At ground level, h = 0

1+15t-4.9t^2 = 0
4.9t^2 - 15t - 1 = 0

Solve using the quadratic equation, using only the positive solution.

Thanks Reiny

To determine at what time the ball hits the ground, we need to find the value of t when the height of the ball, h(t), becomes 0.

We are given the equation for the height of the ball as a function of time: h(t) = 1 + 15t - 4.9t^2.

Setting h(t) equal to 0, we have:
0 = 1 + 15t - 4.9t^2.

Now we can solve this quadratic equation for t. One way to solve it is by factoring.
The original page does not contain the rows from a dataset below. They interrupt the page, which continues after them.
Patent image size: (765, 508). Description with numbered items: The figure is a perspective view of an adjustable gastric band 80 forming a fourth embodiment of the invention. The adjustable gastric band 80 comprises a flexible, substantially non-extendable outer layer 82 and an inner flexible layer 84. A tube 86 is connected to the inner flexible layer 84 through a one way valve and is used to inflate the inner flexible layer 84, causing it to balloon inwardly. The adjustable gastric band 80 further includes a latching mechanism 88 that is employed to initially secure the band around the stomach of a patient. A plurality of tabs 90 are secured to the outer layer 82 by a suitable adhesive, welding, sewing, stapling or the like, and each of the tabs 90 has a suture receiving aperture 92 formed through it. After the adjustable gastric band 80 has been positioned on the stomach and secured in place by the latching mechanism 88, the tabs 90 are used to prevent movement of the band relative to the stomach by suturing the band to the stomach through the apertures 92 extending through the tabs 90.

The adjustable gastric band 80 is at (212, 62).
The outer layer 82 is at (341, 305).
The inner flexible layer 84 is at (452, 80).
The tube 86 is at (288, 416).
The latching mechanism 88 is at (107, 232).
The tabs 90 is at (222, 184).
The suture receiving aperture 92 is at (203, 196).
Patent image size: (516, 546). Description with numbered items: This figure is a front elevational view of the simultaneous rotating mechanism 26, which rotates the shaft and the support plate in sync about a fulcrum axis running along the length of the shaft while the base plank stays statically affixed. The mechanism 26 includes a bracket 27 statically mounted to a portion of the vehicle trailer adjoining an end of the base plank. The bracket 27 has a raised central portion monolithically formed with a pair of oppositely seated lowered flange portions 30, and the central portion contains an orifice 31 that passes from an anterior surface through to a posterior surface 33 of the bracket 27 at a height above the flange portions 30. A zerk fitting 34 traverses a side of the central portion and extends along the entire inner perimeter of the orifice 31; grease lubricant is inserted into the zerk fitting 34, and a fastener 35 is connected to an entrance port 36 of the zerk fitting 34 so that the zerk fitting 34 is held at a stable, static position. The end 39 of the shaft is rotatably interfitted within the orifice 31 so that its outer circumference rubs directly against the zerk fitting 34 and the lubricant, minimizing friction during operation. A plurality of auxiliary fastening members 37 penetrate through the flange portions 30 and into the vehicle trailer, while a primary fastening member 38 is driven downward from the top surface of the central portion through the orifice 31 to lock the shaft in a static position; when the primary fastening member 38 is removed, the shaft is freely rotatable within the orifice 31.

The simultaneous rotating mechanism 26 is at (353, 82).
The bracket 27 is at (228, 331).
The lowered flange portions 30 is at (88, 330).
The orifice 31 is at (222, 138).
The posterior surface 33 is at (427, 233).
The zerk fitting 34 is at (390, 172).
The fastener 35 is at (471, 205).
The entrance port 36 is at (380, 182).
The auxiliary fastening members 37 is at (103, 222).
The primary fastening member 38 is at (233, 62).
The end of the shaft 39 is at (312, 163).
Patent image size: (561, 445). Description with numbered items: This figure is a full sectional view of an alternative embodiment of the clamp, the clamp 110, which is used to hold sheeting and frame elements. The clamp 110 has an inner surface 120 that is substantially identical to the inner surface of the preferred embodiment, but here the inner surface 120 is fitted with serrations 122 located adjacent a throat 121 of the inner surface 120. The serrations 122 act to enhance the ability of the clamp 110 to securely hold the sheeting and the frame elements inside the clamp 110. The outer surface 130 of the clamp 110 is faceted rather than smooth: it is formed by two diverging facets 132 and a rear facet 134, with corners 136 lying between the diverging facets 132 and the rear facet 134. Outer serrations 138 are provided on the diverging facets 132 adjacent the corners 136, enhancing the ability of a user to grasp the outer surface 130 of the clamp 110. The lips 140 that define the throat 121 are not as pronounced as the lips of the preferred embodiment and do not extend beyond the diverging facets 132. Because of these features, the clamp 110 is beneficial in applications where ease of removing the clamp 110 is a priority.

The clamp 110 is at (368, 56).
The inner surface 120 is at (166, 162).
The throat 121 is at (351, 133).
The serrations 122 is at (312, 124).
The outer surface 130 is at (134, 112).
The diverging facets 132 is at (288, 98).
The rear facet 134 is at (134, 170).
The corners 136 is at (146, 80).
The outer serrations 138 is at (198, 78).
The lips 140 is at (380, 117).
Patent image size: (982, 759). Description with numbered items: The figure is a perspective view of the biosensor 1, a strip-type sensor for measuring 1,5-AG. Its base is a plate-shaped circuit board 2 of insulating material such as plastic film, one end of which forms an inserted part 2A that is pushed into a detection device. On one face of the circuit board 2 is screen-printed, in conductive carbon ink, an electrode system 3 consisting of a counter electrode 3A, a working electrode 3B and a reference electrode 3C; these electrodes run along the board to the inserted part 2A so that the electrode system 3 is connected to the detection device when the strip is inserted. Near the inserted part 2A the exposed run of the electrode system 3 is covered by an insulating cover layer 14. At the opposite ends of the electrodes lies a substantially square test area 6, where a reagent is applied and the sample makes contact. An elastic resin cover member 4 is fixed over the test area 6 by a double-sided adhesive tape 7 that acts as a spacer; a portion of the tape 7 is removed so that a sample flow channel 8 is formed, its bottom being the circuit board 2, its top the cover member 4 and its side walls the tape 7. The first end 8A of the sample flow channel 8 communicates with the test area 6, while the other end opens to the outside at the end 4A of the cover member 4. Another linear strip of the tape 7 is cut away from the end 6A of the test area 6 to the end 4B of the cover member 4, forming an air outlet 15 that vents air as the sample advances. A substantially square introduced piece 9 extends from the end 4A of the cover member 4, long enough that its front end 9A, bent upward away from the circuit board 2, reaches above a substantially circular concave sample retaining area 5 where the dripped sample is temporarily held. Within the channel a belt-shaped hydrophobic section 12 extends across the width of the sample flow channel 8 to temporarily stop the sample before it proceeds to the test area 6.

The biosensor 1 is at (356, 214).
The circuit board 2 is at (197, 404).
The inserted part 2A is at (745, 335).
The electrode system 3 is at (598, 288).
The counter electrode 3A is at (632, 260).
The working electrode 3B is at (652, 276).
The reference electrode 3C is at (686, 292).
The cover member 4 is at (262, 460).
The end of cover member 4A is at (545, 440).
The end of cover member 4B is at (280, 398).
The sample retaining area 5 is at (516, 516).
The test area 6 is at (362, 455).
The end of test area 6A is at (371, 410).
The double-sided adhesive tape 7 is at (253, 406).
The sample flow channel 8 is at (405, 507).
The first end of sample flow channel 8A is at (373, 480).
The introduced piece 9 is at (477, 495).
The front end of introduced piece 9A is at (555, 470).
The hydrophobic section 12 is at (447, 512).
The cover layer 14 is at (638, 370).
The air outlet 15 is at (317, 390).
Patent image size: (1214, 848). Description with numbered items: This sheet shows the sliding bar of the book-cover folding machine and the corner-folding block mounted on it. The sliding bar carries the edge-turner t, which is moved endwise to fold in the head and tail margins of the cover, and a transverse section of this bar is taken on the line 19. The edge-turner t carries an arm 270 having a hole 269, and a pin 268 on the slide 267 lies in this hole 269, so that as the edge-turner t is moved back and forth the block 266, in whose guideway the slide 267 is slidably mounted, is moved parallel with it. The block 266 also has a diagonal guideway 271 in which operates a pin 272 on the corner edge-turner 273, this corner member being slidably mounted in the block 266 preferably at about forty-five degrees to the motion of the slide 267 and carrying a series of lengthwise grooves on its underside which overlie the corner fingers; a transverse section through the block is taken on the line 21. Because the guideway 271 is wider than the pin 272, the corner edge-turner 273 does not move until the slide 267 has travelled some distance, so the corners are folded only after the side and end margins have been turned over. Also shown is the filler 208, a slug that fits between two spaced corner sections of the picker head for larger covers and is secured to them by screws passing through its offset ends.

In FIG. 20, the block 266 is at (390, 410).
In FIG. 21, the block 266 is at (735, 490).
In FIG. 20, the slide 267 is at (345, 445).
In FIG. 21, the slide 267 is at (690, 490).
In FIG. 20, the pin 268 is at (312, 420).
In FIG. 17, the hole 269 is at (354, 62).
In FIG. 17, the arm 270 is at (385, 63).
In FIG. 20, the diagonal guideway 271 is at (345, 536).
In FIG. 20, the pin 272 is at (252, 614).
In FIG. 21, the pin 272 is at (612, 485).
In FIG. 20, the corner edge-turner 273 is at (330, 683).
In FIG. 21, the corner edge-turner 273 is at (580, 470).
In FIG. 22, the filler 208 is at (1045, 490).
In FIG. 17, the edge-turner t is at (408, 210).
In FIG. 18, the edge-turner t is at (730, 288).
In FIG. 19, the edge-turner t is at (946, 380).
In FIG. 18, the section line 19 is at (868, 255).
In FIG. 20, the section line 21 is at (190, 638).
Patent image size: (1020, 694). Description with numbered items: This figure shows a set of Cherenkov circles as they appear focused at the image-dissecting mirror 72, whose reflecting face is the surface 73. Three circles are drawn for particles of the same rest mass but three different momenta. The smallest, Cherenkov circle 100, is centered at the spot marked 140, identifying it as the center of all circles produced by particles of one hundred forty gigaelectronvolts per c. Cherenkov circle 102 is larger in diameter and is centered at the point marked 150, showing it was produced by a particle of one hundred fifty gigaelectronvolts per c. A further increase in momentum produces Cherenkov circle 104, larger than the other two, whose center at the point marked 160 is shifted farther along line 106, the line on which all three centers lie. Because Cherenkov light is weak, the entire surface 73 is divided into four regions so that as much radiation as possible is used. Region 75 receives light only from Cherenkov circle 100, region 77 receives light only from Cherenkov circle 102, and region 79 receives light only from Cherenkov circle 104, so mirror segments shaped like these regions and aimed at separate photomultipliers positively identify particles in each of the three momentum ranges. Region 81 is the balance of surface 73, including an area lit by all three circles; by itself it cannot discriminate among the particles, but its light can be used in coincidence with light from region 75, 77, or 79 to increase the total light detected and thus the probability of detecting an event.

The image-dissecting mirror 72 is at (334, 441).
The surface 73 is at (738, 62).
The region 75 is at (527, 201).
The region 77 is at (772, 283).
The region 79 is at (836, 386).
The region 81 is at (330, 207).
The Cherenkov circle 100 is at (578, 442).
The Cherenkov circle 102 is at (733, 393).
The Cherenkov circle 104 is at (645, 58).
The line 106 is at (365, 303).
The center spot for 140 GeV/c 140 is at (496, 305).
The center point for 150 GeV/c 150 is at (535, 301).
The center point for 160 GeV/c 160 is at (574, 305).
However, in this case, let's solve it using the quadratic formula:

The quadratic formula states that for an equation of the form ax^2 + bx + c = 0, the solutions for x are given by:
x = (-b ± √(b^2 - 4ac)) / 2a.

In our equation, a = -4.9, b = 15, and c = 1.

Plugging the values into the quadratic formula, we get:
t = (-15 ± √(15^2 - 4(-4.9)(1))) / (2(-4.9)).

Simplifying further:
t = (-15 ± √(225 + 19.6)) / (-9.8).

t = (-15 ± √(244.6)) / (-9.8).

Now, we have two possible values for t: one with positive square root and one with negative square root.

Calculating the positive square root:
t₁ = (-15 + √(244.6)) / (-9.8).

Calculating the negative square root:
t₂ = (-15 - √(244.6)) / (-9.8).

These two values represent two distinct times when the ball is at a height of 0. The positive value represents when the ball is on its way up, and the negative value represents when it's on its way down. We're interested in the time when the ball hits the ground, so we need to find the positive time, t₁.

Calculating the value of t₁ will give us the answer to when the ball hits the ground.